Fed funds futures on Friday were signaling market expectations of about a 20% chance of a rate cut next week and about 80% for July. The Fed last raised interest rates in December, when it moved the range for fed funds futures to 2.25% to 2.50%.
After that meeting, the Fed changed its stance and added that it would be “patient,” pausing policy as it watched economic developments. Economists now expect the Fed to drop that word, signaling a willingness to move forward with rate cuts.
Chance for a cut next week?
Diane Swonk, chief economist at Grant Thornton, said she believes the Fed should make a move next week and not wait until July. She said she became convinced Fed officials were ready to move forward with rate cuts after she attended a Chicago Fed conference earlier in the month.

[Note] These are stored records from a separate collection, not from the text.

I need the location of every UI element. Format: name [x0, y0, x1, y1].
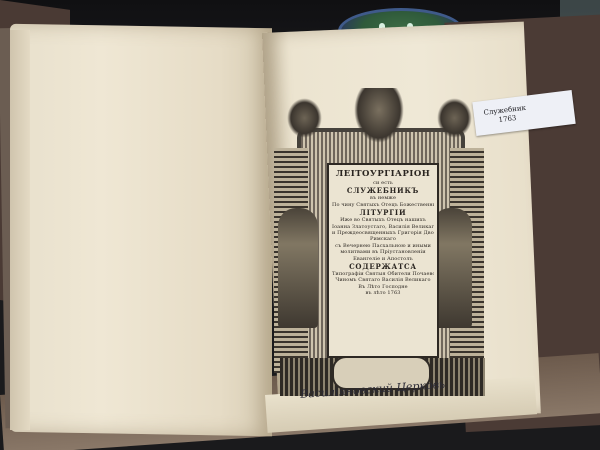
title-small-line: Чиномъ Святаго Василія Великаго: [332, 277, 434, 283]
book-page-edges: [10, 30, 30, 430]
title-liturgy-line: ЛІТУРГІИ: [332, 208, 434, 217]
engraved-frontispiece: ЛЕІТОУРГІАРІОН си есть СЛУЖЕБНИКЪ въ нем…: [272, 88, 487, 388]
title-heading: ЛЕІТОУРГІАРІОН: [332, 169, 434, 180]
angel-engraving-left: [287, 98, 322, 138]
title-subheading: СЛУЖЕБНИКЪ: [332, 186, 434, 195]
title-panel: ЛЕІТОУРГІАРІОН си есть СЛУЖЕБНИКЪ въ нем…: [327, 163, 439, 358]
title-small-line: Иже во Святыхъ Отецъ нашихъ: [332, 217, 434, 223]
book-page-left: [10, 24, 272, 437]
saint-engraving-left: [278, 208, 318, 328]
title-small-line: молитвами въ Пріустановленіи: [332, 249, 434, 255]
title-contains-word: СОДЕРЖАТСА: [332, 262, 434, 271]
museum-display-scene: ЛЕІТОУРГІАРІОН си есть СЛУЖЕБНИКЪ въ нем…: [0, 0, 600, 450]
title-year-line: въ лѣто 1763: [332, 290, 434, 296]
angel-engraving-right: [437, 98, 472, 138]
enthroned-figure-engraving: [354, 88, 404, 143]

Fed Chairman Jerome Powell and other Fed officials made it clear the Fed would act to help the economy if it needed to.
Fed Vice Chair Richard Clarida told CNBC at that conference that the Fed would act as needed. “We will put in policies that need to be in place to keep the economy, which is in a very good place right now, and it’s our job to keep it there,” he said in an interview.
“They were all pretty vocal about it. It was a major shift,” said Swonk. “Could they wait til July? Sure. My own view is if you’re going to do it, do it now because you can control the narrative. That’s important for the Fed to control the narrative.”
Swonk said the Fed could be sending a confusing message next week, if it doesn’t cut. “The dots are going to go down. They’ve got to remove ‘patient,’ they have to acknowledge a weaker labor market, weaker growth, all those things, and the dot plots go down. To me, that’s more confusion than clarity when you’re going to do it in six weeks anyway,” she said.
Jefferies economists are on the opposite end of the debate, and they do not have an interest rate cut in their forecast.
“If trade talks completely fall apart and we have a permanent negative impact on our trade relations with China, then we’d get a rate cut, but we don’t expect one otherwise,” said Tom Simons, Jefferies money market economist.